Use the StoryBrand framework

Who said you had to start from scratch? I recommend beginning to write your website content with the StoryBrand framework in mind. I follow this framework with my clients as a Certified StoryBrand Guide and keep it in mind when I write my own content.

One of the best places to start is by reading Donald Miller’s book Building a StoryBrand. It will walk you through the basics of writing your website copy with your customer as the hero rather than your brand. Instead, you can position yourself as the helpful guide that assists your customer in getting to where they want to go.

This goes back to the “you” vs. “I” recommendation I mentioned earlier. Is your copy all about pumping you up or is it encouraging and equipping your ideal customer instead? The latter is far more effective than the former.


Focus on benefits before features

When you begin writing about your services or products, do you feel tempted to tell your audience about everything that’s included in your offer? Most entrepreneurs would say yes, but it’s best to lead with the benefits of your offer instead.

Benefits give someone insight into the “why” behind your offer. It conveys why a client should work with you and how you can positively impact their lives and businesses in tangible or intangible ways. It deals with the reward and results of your work, enticing them to want to hire you instead of your competitors.

Features are focused more on the “how” of your offer. They get more into the nitty gritty details of what’s included in your product or service. This can include things like virtual meeting, office hour sessions, worksheet packets, questionnaires, or any other deliverables.

If you were a business coach who works with stay-at-home parent entrepreneurs, a benefit of your work would be helping your clients spend more time with their families. A feature could be 10 hour-long coaching sessions over the next three months. Do you see the difference?

As you write a sales page or Services page for your website, keep this website copywriting tip in mind so you don’t communicate the features before you’ve told potential customers why they should care.


Consider SEO before writing

Of course you were going to hear this recommendation from the creator behind the Simple Showit SEO course! I’m passionate about SEO because I’ve seen how it has positively influenced my own business.

Since I’m on the first page of google when you type in “showit website designer” or “website designer for creatives,” I frequently receive leads on autopilot from people who are directly searching for someone to hire on Google. I don’t have to pay for any of this organic traffic to my site, so it’s free lead generation for me that doesn’t take extra work. I love it!
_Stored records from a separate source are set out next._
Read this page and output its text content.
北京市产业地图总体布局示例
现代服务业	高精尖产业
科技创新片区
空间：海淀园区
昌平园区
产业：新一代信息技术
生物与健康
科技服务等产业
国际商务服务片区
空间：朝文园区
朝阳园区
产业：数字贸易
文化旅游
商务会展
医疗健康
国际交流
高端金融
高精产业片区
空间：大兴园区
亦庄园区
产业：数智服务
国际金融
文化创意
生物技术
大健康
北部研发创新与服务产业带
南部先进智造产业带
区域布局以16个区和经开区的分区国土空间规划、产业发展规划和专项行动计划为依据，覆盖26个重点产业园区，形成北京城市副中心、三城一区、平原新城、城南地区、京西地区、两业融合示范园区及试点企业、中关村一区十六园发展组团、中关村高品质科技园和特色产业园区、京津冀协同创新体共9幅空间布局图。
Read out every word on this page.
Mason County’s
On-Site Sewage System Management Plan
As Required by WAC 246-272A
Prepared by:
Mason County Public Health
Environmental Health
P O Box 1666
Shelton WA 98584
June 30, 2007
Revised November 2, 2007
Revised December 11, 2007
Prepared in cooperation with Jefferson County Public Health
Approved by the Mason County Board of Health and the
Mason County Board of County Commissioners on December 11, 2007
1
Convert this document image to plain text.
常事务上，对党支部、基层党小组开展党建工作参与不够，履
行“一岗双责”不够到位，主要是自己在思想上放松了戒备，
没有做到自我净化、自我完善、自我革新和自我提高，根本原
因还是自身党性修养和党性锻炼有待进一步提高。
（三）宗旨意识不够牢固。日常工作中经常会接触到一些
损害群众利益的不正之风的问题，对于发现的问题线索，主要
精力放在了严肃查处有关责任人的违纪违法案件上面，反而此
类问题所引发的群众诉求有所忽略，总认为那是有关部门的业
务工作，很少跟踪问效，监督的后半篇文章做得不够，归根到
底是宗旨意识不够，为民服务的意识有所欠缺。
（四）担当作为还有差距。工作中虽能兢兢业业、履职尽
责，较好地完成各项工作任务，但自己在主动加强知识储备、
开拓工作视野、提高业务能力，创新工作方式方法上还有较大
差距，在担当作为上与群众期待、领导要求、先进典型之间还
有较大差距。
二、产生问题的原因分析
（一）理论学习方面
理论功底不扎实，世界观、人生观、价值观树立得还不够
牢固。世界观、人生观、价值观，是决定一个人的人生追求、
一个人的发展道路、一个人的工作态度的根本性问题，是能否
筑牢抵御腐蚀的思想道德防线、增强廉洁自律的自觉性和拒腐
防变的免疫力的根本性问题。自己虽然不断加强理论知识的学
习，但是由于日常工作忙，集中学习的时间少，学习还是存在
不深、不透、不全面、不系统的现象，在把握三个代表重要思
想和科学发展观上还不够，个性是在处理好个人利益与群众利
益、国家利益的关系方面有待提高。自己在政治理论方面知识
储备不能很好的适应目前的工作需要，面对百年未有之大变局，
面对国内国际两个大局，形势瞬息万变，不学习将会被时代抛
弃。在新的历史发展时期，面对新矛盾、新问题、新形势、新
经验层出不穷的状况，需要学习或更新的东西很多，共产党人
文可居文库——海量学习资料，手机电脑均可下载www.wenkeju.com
Although this sounds dreamy, it didn’t happen in a single day. It took months of experimentation and education to utilize the right SEO strategies that have improved my site performance. However, it’s absolutely possible and I want the same for you, which is why I recommend starting to write after you’ve selected targeted keywords


Edit and proofread your copy 

This seems like it should go without saying, but it’s crucial for you to proofread your copy before you publish it on your website. While we are all humans and can make mistakes, it looks better if you proofread to ensure you don’t miss any typos or inconsistencies in your writing.

You can edit your own copy, or you can hire a professional editor or virtual assistant to help you with this. If you decide to hire someone, ask your business friends for referral recommendations and do your research to ensure they’re the right fit for your business.

It can be helpful to get someone else’s eyes on your content in case you accidentally miss something. They can also add valuable suggestions and offer a different perspective that will help you improve your writing over time.